Cavum vergae is a normal anatomical variant in the human brain, which is seen in imaging as the posterior extension of the cave of septum pellucidum. It is sometimes described as the cavum septi pellucidi et vergae (or cavum septum pellucidum et vergae). It represents the persisntent embryonic fluid-filled space between the leaflets of the septum pellucidum.

Although the septal leaflets are ependyma-lined on their ventricular surfaces, the cavum itself is an extra-pial cavity that does not communicate with the ventricular system or the subarachnoid space.

Historically, cavum vergae has been referred to as the "sixth ventricle", but modern anatomical descriptions avoid ventricular numbering because it lacks key features of a true brain ventricle (for example, a continuous ependymal lining).

==Anatomy==
The cavum vergae is defined anatomically by the columns of the fornix anteriorly, splenium of the corpus callosum posteriorly, body of the corpus callosum superiorly and the transverse part of the fornix inferiorly.
==Development==
During fetal development, the two leaflets of the septum pellucidum are separated by CSF, forming a cavum that includes both an anterior portion (cavum septi pellucidi) and a posterior portion (cavum vergae). Leaflet fusion typically begins at around the sixth month of gestation and proceeds from posterior to anterior, so that the cavum vergae closes before the cavum septi pellucidi. In term neonates the cavum vergae is normally closed, and the cavum septi pellucidi typically closes during early infancy (commonly by 3–6 months).

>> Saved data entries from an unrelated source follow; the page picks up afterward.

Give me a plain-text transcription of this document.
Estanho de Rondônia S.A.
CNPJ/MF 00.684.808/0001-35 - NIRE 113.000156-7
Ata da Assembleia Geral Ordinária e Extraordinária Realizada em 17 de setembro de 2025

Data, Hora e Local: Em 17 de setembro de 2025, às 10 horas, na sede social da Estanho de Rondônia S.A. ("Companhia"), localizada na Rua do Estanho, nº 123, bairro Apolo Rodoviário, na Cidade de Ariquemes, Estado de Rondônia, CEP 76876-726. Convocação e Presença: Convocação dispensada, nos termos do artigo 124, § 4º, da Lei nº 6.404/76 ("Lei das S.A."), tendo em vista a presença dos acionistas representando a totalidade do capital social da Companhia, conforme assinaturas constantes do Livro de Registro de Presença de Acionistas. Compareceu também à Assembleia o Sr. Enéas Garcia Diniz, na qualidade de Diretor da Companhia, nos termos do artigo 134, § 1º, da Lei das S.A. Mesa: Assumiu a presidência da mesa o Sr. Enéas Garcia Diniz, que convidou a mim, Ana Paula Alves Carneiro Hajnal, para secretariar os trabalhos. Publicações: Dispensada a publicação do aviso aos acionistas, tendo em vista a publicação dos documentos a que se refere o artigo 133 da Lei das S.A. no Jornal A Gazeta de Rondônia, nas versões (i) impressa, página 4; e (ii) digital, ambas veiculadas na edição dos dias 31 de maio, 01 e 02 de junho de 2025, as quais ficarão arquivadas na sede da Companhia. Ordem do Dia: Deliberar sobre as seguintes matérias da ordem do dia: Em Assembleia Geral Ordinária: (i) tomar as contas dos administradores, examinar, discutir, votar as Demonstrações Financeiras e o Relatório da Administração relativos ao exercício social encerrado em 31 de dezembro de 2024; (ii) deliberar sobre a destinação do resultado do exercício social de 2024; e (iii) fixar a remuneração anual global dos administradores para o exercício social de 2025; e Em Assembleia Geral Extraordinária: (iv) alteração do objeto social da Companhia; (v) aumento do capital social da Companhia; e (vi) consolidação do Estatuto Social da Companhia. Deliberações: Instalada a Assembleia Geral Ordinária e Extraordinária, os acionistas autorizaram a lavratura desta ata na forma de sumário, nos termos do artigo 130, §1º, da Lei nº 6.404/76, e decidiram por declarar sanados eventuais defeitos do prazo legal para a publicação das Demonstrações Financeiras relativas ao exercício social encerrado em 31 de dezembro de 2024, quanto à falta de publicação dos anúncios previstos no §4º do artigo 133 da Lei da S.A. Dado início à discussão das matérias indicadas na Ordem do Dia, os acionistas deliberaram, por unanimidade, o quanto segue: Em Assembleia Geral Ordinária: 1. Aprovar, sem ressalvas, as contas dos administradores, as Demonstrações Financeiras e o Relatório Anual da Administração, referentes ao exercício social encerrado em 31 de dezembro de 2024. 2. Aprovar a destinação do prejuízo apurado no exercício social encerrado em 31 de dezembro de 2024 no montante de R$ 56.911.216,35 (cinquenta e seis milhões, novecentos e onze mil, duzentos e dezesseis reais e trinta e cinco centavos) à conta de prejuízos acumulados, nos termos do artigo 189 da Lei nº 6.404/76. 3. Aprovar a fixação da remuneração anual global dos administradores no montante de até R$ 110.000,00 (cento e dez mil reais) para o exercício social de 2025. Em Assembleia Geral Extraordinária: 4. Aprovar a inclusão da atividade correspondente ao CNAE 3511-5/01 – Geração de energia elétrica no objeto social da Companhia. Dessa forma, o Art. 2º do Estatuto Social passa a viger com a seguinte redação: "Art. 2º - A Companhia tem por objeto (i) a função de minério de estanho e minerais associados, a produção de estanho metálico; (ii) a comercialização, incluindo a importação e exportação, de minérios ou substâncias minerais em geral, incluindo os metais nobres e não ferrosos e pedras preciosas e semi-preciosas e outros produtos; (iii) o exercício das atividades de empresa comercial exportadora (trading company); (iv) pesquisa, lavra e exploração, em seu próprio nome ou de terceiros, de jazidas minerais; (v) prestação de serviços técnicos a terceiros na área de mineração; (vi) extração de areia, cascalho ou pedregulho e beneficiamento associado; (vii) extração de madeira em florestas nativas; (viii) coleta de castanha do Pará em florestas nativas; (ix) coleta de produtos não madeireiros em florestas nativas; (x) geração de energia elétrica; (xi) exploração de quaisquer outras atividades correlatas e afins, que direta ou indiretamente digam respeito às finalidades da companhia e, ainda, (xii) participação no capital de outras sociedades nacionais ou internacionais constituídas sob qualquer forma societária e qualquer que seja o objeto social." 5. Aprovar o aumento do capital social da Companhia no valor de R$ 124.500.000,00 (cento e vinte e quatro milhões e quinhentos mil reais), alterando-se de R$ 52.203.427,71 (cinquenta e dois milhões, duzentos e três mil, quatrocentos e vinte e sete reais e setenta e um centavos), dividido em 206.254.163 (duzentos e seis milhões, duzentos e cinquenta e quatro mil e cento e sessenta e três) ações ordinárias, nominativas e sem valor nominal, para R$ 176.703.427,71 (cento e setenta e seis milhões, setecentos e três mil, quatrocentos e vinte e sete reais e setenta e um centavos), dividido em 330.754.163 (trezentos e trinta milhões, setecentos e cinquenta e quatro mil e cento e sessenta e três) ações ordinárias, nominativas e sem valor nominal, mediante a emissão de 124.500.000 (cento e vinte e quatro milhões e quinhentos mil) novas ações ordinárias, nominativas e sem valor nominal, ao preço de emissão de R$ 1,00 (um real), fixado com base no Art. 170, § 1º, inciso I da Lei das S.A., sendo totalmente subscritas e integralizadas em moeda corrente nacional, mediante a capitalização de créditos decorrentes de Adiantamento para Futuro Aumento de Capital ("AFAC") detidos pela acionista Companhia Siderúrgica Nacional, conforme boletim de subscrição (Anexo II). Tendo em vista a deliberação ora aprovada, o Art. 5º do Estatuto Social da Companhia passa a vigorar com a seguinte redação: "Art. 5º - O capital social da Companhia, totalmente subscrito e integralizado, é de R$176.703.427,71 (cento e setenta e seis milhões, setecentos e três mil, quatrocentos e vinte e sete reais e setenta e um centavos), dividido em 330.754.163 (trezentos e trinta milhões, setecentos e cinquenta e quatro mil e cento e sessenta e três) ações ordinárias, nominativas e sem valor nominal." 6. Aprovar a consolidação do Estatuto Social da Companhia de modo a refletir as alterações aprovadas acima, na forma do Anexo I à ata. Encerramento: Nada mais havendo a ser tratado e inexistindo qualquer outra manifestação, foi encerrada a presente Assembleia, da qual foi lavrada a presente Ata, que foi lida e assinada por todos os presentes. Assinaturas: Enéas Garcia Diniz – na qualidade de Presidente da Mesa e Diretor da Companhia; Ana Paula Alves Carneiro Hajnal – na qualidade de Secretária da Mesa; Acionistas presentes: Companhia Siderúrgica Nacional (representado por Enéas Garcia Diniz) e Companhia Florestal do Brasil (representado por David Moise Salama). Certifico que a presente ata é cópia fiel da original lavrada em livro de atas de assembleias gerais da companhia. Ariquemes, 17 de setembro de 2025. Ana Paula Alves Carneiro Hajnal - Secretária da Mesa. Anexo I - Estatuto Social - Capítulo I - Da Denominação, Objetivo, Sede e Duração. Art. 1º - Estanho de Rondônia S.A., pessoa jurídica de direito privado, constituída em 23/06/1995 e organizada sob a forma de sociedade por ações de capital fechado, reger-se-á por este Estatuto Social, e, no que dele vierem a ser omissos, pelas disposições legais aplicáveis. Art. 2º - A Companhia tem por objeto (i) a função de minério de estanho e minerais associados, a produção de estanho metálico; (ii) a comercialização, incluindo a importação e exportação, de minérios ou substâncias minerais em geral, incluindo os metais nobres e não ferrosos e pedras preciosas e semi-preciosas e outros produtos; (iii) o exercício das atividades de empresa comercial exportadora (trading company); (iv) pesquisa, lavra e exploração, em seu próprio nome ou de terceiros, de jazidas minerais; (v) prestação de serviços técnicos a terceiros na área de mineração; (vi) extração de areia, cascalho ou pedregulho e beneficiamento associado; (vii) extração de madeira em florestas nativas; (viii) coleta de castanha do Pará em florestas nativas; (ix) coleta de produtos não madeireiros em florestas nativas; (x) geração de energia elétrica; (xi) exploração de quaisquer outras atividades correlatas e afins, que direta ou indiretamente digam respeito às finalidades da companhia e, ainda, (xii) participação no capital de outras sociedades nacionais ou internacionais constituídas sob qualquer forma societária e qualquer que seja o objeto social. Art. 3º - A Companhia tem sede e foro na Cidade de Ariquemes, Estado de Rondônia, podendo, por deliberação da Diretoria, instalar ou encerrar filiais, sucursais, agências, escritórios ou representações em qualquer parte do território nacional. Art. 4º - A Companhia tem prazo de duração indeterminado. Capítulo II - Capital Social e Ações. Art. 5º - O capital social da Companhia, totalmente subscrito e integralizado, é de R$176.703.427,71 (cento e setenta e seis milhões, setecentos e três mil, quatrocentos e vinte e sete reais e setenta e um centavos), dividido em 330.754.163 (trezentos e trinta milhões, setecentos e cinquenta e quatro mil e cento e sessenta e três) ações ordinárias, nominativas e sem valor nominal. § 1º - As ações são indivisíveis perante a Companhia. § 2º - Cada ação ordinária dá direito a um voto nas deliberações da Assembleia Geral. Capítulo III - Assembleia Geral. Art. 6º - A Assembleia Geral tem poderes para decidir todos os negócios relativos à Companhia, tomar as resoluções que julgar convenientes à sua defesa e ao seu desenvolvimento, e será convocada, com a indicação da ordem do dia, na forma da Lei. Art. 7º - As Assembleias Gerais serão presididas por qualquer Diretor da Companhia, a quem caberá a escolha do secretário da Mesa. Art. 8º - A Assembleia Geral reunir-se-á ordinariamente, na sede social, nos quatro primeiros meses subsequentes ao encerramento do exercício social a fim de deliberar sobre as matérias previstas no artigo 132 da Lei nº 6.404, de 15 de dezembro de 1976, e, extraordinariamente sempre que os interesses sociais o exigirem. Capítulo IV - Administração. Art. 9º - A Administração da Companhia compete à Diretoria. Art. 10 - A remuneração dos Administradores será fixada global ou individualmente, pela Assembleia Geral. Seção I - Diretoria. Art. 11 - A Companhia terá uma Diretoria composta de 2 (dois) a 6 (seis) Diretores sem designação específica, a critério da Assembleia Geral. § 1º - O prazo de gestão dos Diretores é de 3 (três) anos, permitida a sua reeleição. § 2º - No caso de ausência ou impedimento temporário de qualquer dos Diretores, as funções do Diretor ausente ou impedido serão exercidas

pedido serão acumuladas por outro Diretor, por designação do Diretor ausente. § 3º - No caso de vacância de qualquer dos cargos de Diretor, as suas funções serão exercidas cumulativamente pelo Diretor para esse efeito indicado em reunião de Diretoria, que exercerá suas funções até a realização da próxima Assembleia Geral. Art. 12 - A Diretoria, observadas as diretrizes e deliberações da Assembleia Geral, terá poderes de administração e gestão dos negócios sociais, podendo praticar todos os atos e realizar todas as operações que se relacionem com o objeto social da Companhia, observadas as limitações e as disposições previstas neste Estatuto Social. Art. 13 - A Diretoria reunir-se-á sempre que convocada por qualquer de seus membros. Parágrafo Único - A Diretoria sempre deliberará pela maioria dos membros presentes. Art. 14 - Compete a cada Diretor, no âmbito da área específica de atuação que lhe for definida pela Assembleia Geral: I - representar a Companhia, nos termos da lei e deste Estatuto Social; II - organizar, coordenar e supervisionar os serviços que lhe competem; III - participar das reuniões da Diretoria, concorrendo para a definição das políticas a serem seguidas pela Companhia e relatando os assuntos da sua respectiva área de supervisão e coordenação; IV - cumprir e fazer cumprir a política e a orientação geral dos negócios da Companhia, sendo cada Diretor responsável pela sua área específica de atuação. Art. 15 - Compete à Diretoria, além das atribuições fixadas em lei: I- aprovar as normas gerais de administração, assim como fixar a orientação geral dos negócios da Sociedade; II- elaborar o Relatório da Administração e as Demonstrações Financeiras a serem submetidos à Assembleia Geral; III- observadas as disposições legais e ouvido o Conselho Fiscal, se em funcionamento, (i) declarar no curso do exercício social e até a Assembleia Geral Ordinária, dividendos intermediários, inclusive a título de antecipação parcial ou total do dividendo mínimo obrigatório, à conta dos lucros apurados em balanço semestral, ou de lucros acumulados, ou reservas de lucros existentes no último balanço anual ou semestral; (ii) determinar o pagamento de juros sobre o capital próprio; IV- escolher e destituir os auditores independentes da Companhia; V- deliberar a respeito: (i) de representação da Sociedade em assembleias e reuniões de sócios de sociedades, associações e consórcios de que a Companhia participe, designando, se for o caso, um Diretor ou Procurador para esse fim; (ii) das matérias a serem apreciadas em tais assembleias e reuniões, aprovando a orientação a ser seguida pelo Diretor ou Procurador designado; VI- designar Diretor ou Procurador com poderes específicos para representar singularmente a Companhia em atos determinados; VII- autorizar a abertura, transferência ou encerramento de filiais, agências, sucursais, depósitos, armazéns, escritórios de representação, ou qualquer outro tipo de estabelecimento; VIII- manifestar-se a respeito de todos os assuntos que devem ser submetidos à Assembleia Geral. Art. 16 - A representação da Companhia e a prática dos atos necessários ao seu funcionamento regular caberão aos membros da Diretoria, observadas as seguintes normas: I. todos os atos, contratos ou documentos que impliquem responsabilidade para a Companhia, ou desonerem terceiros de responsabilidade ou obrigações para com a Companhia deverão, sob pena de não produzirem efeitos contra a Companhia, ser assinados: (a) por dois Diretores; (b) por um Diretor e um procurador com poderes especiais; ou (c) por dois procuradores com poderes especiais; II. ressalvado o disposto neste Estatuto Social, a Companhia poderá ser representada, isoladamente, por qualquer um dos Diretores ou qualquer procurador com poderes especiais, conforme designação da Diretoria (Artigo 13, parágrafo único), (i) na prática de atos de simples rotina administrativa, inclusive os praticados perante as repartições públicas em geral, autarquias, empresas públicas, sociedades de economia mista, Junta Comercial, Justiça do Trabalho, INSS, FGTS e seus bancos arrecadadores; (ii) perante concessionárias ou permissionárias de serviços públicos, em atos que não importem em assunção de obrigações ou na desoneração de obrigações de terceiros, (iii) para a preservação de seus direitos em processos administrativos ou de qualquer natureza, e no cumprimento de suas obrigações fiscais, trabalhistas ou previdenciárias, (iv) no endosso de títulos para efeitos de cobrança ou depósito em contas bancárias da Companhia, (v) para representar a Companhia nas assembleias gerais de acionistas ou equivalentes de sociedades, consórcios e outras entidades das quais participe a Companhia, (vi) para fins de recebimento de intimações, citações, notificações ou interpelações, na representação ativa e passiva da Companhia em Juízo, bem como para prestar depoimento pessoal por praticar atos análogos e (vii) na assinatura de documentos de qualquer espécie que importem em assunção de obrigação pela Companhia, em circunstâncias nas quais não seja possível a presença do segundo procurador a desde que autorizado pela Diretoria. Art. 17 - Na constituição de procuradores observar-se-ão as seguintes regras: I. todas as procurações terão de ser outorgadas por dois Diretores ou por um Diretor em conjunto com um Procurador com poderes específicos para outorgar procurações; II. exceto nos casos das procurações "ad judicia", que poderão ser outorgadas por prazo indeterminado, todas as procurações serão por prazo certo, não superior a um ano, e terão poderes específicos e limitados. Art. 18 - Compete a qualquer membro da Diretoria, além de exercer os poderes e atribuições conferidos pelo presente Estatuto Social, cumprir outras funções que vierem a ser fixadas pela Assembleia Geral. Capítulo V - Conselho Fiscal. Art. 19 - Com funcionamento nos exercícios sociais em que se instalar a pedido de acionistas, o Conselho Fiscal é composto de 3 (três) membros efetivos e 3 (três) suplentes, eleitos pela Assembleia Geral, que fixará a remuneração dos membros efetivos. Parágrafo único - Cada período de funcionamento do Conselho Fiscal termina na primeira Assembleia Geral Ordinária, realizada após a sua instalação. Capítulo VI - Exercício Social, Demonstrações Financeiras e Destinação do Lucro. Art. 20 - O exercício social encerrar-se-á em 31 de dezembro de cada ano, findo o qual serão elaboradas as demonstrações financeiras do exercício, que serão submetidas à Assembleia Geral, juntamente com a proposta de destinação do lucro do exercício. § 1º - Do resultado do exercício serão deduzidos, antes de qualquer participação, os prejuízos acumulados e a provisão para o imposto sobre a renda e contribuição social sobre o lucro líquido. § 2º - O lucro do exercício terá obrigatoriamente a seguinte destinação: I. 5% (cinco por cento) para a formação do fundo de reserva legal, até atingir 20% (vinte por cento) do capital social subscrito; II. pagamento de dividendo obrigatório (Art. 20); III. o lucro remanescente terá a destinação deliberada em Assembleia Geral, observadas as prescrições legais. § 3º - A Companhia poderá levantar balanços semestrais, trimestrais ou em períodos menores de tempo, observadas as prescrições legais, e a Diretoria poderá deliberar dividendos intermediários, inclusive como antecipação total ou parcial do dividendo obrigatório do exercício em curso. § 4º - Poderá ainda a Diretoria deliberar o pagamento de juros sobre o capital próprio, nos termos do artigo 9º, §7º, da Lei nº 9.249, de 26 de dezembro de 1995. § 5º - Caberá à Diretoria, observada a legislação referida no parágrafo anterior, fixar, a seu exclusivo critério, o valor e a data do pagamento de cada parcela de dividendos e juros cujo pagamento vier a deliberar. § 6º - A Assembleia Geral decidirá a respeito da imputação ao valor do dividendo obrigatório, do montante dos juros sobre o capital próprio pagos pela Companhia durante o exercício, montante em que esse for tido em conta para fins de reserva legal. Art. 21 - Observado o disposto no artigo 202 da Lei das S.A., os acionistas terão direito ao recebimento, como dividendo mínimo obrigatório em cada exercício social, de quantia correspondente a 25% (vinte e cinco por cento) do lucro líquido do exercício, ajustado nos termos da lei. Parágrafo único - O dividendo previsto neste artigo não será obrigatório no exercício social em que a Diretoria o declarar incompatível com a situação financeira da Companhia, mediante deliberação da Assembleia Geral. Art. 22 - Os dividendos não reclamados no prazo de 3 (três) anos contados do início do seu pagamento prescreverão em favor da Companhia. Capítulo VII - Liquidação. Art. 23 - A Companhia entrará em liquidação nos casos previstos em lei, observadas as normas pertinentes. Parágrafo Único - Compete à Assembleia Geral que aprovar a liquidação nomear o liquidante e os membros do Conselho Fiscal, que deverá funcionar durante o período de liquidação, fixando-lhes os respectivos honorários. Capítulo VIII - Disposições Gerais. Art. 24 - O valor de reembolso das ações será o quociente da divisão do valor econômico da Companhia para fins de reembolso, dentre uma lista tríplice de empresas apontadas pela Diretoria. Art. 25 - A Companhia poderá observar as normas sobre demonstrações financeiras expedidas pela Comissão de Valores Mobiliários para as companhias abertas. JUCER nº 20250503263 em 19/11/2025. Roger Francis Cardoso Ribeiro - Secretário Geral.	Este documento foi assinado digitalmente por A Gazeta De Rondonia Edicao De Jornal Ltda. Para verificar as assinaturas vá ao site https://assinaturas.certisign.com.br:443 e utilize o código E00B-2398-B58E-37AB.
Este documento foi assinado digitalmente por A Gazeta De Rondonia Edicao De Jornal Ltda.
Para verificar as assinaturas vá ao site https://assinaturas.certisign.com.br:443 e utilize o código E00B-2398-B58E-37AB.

In term neonates the cavum vergae is normally closed, and the cavum septi pellucidi typically closes during early infancy (commonly by 3–6 months).

==Prevalence==
A cranial ultrasound study reported cavum vergae in 60% of premature infants and 7% of full-term neonates; no cavum vergae was detected in a cohort of healthy 1-month-old infants.

In a CT series of 1,050 infants and children with neurological indications, the incidence of combined cavum septi pellucidi/cavum vergae cavities decreased from 10% under 1 year of age to around 2–3% in later childhood.

A large retrospective review of CT reports in Taiwan found cavum septi pellucidi and/or cavum vergae in 0.93% of scans.

==Clinical significance==
When not enlarged, a persistent cavum vergae is generally treated as an incidental, normal anatomical variant on neuroimaging.

==History and terminology==
The term cavum vergae commemorates the Italian anatomist Andrea Verga (1811–1895), who described a posterior extension of the cavity beneath the corpus callosum in 1851.

Older or less common names include cavum psalterii and cavum fornicis. In anatomical Latin, "vergae" is a genitive form referring to Verga.